Hammond has touted his department as being a "first rate sheriff's office" thanks to its certification through the state and the Commission on Accreditation for Law Enforcement Agencies, Inc., or CALEA. The Hamilton County Sheriff's Office is one of five accredited sheriff's offices in Tennessee. There are 19 accredited police departments, including Chattanooga and Cleveland.

The Virginia-based organization measures law enforcement agencies using more than 400 standards to examine agency guidelines, which can help create better accountability.

The sheriff's office is up for recertification, a process that takes places every three years and involves a public comment session. But due to the novel coronavirus pandemic, a public session was not held this time.

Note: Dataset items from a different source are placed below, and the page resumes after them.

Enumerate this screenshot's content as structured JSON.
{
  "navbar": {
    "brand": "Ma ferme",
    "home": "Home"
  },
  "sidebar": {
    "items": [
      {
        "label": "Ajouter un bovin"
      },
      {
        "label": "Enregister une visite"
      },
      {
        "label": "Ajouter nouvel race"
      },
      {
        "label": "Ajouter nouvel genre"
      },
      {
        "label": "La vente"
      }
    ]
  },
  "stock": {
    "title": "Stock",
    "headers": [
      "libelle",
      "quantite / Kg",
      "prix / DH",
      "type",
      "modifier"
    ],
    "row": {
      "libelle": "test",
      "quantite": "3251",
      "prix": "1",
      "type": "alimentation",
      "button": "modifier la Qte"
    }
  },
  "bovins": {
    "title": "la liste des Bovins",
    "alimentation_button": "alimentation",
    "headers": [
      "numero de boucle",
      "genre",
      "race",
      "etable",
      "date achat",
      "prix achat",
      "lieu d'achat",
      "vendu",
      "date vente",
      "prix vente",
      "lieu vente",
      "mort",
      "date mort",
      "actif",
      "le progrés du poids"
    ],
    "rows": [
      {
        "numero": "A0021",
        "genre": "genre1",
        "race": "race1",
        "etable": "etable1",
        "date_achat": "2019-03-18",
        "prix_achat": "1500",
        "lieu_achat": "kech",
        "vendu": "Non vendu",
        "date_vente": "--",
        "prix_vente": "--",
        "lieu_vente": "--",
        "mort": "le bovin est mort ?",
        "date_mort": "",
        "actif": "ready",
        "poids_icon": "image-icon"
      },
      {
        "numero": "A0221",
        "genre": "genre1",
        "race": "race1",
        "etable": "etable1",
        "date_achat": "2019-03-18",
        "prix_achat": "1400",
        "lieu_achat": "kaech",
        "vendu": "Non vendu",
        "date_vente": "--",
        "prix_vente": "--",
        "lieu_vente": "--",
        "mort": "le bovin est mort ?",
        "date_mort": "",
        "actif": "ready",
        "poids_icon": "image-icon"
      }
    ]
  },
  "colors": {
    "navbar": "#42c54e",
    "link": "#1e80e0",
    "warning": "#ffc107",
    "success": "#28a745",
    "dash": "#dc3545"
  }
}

Instead, the public was invited to call the assessment team between 1 and 4 p.m. on Tuesday, according to a post on the sheriff's office website. The notice was not sent to local media or posted to social media.

When the Chattanooga Police Department underwent its reaccreditation process late last year, it issued a news release and made social media posts announcing the public information session.

"You will not find an agency in the United States that has a better compliance record when it comes to how we operate in the, in the best standards this nation has on being a law enforcement officer," Hammond told county commissioners during a June 19 security and corrections committee meeting.

"We have been in compliance with every one of these," he said. "Does that mean you will always be able to not have one of those [policies] violated? No, it does not, because when you're dealing with human nature, when you're dealing with hiring individuals, when you're dealing with police officers who are out there their whole shift kind of as their own boss, you will get some bad apples. You will get some mistakes.

"But I can assure you that the one thing that I as sheriff - like most sheriffs, they're going to comply with the most ethical, legal and moral standards that they take the oath of office to do."

In recent years, the sheriff's office has been embroiled in several cases of alleged brutality and misconduct, including Wilkey's case - for which the county faces 10 lawsuits - and multiple others just this year.

In January, the sheriff's office disclosed that its only server used to store dashboard camera videos suffered a "catastrophic data loss" that caused thousands of videos to disappear during software failure.

Pinkston's office had been weighing more criminal charges against Wilkey in January when it was made aware of the server failure - which took place on Jan. 13, according to internal emails obtained by the Times Free Press - after the DA asked for dashboard camera footage from other deputies who responded to the same traffic stops as Wilkey, Pinkston wrote in his affidavit filed in support of a motion for sanctions against the county by civil plaintiffs in federal court on Monday.

The data failure is what precipitated a federal judge to order the county in March to file weekly reports to determine which Wilkey videos still existed.

The sheriff's office and county attorneys have repeatedly said the Wilkey videos were preserved because Pinkston requested them before the server failure. But the videos of the other deputies may be lost, even while the county faced multiple lawsuits as early as October and a class action in December, which should have it on notice to preserve any evidence it had in its possession relating to the Wilkey traffic stops.

On Monday, Hammond said he "can't be responsible if he [Pinkston] didn't ask for it if it was in the crash six months later. I could only furnish what wasn't in the crash ... Anybody with any sense would know that once the crash happened, all bets were off."